Statistical analysis of diffusion tensors in diffusion-weighted magnetic resonance imaging data

Diffusion tensor imaging has been widely used to reconstruct the structure and orientation of fibers in biological tissues, particularly in the white matter of the brain, because it can track the effective diffusion of water along those fibers. The raw diffusion-weighted images from which diffusion tensors are estimated, however, inherently contain noise. Noise in the images produces uncertainty in the estimation of the tensors (which are 3 x 3 positive-definite matrices) and of their derived quantities, including eigenvalues, eigenvectors, and the fiber pathways that are reconstructed based on those tensor elements. The aim of this article is to provide a comprehensive theoretical framework of statistical inference for quantifying the effects of noise on diffusion tensors, on their eigenvalues and eigenvectors, and on their morphological classification.
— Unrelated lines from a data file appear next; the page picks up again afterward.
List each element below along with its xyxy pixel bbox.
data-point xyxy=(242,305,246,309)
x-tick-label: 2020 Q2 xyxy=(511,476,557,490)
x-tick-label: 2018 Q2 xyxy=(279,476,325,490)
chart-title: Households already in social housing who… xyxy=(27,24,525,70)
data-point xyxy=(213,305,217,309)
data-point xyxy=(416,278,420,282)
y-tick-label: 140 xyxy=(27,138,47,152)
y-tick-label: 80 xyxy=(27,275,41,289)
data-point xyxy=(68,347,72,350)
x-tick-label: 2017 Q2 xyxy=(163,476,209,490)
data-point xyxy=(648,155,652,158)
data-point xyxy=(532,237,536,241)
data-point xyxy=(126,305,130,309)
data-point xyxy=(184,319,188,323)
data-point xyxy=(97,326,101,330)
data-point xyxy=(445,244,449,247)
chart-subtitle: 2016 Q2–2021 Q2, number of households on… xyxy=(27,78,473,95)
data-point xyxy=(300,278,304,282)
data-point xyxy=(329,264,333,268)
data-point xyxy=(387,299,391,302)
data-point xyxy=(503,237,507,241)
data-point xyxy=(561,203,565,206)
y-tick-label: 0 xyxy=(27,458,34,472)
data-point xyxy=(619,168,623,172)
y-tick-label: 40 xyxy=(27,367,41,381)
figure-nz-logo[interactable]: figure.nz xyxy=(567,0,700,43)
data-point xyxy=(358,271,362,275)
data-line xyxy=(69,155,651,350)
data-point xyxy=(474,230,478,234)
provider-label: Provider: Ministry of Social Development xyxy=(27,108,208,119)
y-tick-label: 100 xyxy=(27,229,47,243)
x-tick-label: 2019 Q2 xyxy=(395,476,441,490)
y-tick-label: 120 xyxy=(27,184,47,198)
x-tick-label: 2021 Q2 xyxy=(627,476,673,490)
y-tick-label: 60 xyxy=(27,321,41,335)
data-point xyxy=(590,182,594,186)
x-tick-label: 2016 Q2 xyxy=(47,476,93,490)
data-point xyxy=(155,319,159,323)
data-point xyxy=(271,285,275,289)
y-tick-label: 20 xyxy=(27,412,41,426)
We propose a semiparametric model to account for noise in diffusion-weighted images. We then develop a one-step, weighted least squares estimate of the tensors and justify use of the one-step estimates based on our theoretical framework and computational results. We also quantify the effects of noise on the eigenvalues and eigenvectors of the estimated tensors by establishing their limiting distributions. We construct pseudo-likelihood ratio statistics to classify tensor morphologies. Simulation studies show that our theoretical results can accurately predict the stochastic behavior of the estimated eigenvalues and eigenvectors, as well as the bias that is introduced by sorting the eigenvalues by their magnitudes. Implementation of these methods is illustrated in a diffusion-weighted dataset from seven healthy human subjects.